Cisco had planned to partner with Sirca, a data analytics company co-owned by 40 Australian and New Zealand universities, but that deal fell through. The new partners are CSIRO’s Data61, University of New South Wales (UNSW), National Farmers’ Federation (NFF), NSW Farmers Association, ATP Innovations and the NSW Department of Primary Industries. Since the announced of Sirca as the partner, both Sirca executives quoted in that announcement — CEO Mike Briers and chief strategy adviser Ros Harvey — have left the organisation.
Focus on agriculture, smart cities, transport
The centre will be hosted by ATP Innovations, a startup incubator located in the Australian Technology Park in Redfern, Sydney where it already hosts 70 startups in various stages of development. ATP Innovations CEO, Hamish Hawthorn, said: “Hosting Innovation Central inside our incubator will add value to existing and future portfolio companies and provide a dynamic link between startups, industry and research that will be the first of its kind in Australia.”

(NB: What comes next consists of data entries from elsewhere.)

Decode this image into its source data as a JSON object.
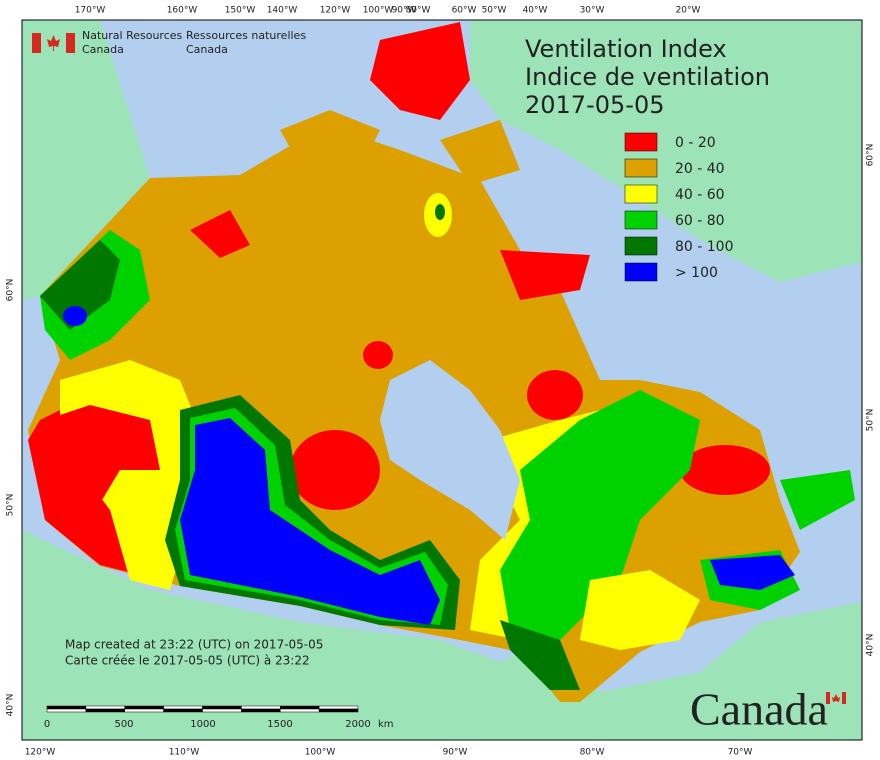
{
  "header": {
    "org_en": [
      "Natural Resources",
      "Canada"
    ],
    "org_fr": [
      "Ressources naturelles",
      "Canada"
    ]
  },
  "title": {
    "lines": [
      "Ventilation Index",
      "Indice de ventilation",
      "2017-05-05"
    ]
  },
  "legend": {
    "items": [
      {
        "label": "0 - 20",
        "color": "#ff0000"
      },
      {
        "label": "20 - 40",
        "color": "#dca000"
      },
      {
        "label": "40 - 60",
        "color": "#ffff00"
      },
      {
        "label": "60 - 80",
        "color": "#00d200"
      },
      {
        "label": "80 - 100",
        "color": "#007800"
      },
      {
        "label": "> 100",
        "color": "#0000ff"
      }
    ]
  },
  "graticule": {
    "top": [
      "170°W",
      "160°W",
      "150°W",
      "140°W",
      "120°W",
      "100°W",
      "90°W",
      "80°W",
      "60°W",
      "50°W",
      "40°W",
      "30°W",
      "20°W"
    ],
    "bottom": [
      "120°W",
      "110°W",
      "100°W",
      "90°W",
      "80°W",
      "70°W"
    ],
    "left": [
      "60°N",
      "50°N",
      "40°N"
    ],
    "right": [
      "60°N",
      "50°N",
      "40°N"
    ]
  },
  "notes": [
    "Map created at 23:22 (UTC) on 2017-05-05",
    "Carte créée le 2017-05-05 (UTC) à 23:22"
  ],
  "scale_bar": {
    "labels": [
      "0",
      "500",
      "1000",
      "1500",
      "2000"
    ],
    "unit": "km"
  },
  "wordmark": "Canada"
}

The centre will focus on the application of IoT to agriculture, initially, followed by smart cities and transport. (The focus with Sirca was to be agriculture only). Cisco’s Perth IoT Innovation Centre, operated in conjunction with Curtin University and Woodside Energy, focuses on IoT in astronomy and resources. Cisco has committed to investing a total of $15 million in the two centres over five years, but expects significant funding to come from other sources.
Cisco ANZ vice president, Ken Boal, said the aim of the centre, dubbed Innovation Central Sydney, was “to turn innovation into real commercial solutions based on IoT in agriculture, smart cities and transportation in Australia.”
Australia in prime position to exploit IoT
Cisco, in its 2013 Internet of Everything Value Index, estimated the potential ‘Value at Stake’ for the Australian economy to be more than $US74 billion over the next 10 years. It says: “Australia has the advantageous position of being one of a few countries with the greatest potential to benefit from IoT, thanks to its proximity to Asia, well-trained engineers and innovation power.”
Matt Brand, CEO of NSW Farmers said IoT was critical to enable data driven approaches to production and to optimising sustainability, profitability and quality assurance.
“Our participation in the Centre is about accelerating adoption by our members and helping to ensure that developers understand operational requirements as we seek to close the gap between farmers and their customers. We see digital innovation as central to our competitive advantage in export markets and to authenticating the quality of Australian food and fibre products.”
His acknowledgement of the importance of IoT is in stark contrast to the Federal Government’s White Paper on the competitiveness of Australian agriculture, released in July last year. It made only passing reference to IoT.
UNSW intends to use its campus as a testbed for smart city technologies. Professor Mark Hoffman, Dean of Engineering, said that, with 54,000 students and 12,000 staff, most of whom are located on its main campus in Kensington Sydney, the University represented a mini-city, well placed to test and benefit from smart city technologies.